Читать «От часа тьмы до рассвета» онлайн - страница 144

Вольфганг Хольбайн

С явно видимым, несмотря на закрытое лицо, отвращением одна из сестер в зеленом халате протянула Элен скальпель, который Элен приставила к своему обнаженному тем временем животу. Она сделала надрез, и мне стало дурно до тошноты. Я не хотел, не мог видеть, что она будет делать дальше, и закрыл глаза. Но даже простое представление того, как Элен оперирует сама себя, было едва ли легче перенести, чем наблюдать происходящее дальше, и словно в наказание за то, что я закрыл глаза, к изображению на картинке монитора прибавился еще и звук. Сначала раздался какой-то электрический треск, а затем я услышал напряженный голос Элен.

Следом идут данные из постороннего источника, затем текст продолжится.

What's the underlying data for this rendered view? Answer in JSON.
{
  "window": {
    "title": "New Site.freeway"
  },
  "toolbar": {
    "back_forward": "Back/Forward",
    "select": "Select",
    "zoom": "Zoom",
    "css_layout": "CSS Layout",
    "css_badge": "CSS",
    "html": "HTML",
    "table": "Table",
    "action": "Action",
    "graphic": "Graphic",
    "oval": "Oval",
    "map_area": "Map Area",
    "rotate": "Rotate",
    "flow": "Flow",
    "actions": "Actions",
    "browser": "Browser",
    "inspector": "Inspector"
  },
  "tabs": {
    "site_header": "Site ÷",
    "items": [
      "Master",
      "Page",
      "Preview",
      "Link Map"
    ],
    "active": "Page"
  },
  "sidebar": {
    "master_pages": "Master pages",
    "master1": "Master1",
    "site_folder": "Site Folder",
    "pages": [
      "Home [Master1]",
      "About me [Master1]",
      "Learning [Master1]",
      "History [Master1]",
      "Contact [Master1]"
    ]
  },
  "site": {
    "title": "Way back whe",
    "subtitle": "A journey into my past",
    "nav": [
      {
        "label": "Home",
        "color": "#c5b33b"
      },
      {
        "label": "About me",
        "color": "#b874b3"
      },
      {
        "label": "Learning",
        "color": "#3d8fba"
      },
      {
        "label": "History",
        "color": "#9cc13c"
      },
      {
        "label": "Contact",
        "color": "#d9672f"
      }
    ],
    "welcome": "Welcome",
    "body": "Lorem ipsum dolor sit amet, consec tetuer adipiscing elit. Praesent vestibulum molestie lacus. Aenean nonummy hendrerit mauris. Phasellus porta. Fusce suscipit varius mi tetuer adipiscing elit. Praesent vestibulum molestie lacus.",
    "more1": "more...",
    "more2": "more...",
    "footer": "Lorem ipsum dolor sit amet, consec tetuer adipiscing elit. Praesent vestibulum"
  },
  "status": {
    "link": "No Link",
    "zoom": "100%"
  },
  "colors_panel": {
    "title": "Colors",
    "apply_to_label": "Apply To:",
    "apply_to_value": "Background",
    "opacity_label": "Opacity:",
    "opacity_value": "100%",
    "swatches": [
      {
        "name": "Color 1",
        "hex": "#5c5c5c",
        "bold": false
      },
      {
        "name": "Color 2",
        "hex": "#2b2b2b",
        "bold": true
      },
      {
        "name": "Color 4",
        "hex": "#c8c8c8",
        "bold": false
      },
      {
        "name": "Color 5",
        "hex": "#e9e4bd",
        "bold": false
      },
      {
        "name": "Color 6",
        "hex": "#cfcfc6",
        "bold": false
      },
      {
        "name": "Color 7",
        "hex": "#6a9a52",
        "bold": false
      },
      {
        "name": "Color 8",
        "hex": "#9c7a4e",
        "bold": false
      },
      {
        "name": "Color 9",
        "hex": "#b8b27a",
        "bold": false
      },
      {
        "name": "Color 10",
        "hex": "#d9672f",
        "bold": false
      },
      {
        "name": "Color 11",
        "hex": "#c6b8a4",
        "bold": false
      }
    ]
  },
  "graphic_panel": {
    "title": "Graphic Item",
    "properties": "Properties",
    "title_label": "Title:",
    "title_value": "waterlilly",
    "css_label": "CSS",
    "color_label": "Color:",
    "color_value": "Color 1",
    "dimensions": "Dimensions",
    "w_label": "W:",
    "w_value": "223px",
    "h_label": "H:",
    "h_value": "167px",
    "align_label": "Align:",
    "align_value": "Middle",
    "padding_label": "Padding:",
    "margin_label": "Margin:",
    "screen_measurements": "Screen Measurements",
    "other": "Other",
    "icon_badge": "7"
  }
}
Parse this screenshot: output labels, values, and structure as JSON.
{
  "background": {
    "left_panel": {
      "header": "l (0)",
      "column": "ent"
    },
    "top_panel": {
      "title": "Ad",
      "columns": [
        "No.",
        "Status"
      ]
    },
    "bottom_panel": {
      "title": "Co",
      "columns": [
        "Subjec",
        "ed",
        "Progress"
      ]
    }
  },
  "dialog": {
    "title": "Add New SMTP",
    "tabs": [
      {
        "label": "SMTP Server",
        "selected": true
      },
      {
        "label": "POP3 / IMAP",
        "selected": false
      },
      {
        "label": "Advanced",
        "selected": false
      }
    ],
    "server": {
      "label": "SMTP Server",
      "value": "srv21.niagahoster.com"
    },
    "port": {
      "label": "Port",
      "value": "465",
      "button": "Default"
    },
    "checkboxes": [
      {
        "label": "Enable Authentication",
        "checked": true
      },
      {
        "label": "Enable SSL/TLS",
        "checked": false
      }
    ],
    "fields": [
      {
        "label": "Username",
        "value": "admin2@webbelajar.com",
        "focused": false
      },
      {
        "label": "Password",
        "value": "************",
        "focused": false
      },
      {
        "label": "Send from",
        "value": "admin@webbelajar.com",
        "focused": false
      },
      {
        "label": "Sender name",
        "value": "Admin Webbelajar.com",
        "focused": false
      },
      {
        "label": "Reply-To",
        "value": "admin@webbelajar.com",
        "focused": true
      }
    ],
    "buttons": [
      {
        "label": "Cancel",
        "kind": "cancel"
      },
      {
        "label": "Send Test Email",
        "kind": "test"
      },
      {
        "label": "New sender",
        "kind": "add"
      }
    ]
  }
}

— Я облитерирую мелкие кровотечения, — решила она.

В ужасе я снова посмотрел на монитор. Она действительно сделала это! Элен собственноручно надрезала себе живот примерно на десять сантиметров. Из зияющей раны сочилась густая кровь, а молодая докторша была бледная как мел. На лбу у нее выступил холодный пот, и я видел, как слегка дрожали ее руки. Но она не сдавалась, она не пыталась смотреть в сторону, а очень внимательно наблюдала за каждым своим движением, глядя в зеркало, которое стояло прямо перед ней.

— Пожалуйста, электрокоагулятор, — тихо сказала она.

Одна из закутанных фигур протянула ей какой-то прибор, который выглядел как тонкий голубой карандаш. Из его заднего конца вел электрический провод, исчезавший где-то за спинами докторов и медсестер. Рыжеволосая докторша провела этим карандашом по краям раны, и ей даже удалось на время этой процедуры полностью остановить дрожь в своих руках, но на ее лице были явственно написаны страх и ужас. Одна из сестер подошла к ней ближе и вытерла пот у нее со лба ватным тампоном. Качество изображения на мониторе, по которому я следил за происходящим, было исключительно великолепным. Я мог различить даже складочку напряжения, образовавшуюся на переносице Элен.

Докторша отложила странное устройство, которым она обработала края надреза, и взяла что-то, что выглядело как гигантский пинцет. Она осторожно погрузила его глубоко в брюшную полость. Из громкоговорителя под монитором было слышно тяжелое дыхание. Перчатки телесного цвета, надетые на руки Элен, были темные от крови и неприятно контрастировали с почти белым цветом ее кожи. Она все еще манипулировала похожим на пинцет инструментом в огромной открытой ране, которую она сама разрезала скальпелем. Врачи и медсестры, полукругом обступившие ее, молча наблюдали за ее действиями.

Я не был уверен, удивляться ли ее мужеству и стойкости, или презирать ее за бессмысленное ухарство, с которым она, будучи опытным хирургом, решилась на подобную операцию на своем собственном теле. В любом случае мне было невыразимо дурно, и желудочный сок, поднявшийся по пищеводу, больно жег мое горло. Что, черт возьми, может заставить человека, хотя бы даже и медика, делать операцию у себя в животе? Неужели ее профессиональная гордость зашла так далеко, что она не могла никого другого подпустить к своему телу, или страх заставил ее поступить именно так? Или то, что я сейчас видел перед своими глазами на мониторе, было вариантом медицинского харакири? А может быть, все вообще по-другому, и профессор Зэнгер что-то с ней сделал? Может быть, он угрожал ей. Но если это так, то что могло быть настолько ужасным, чтобы она предпочла такую мученическую смерть, чем те последствия, которые ее ожидали?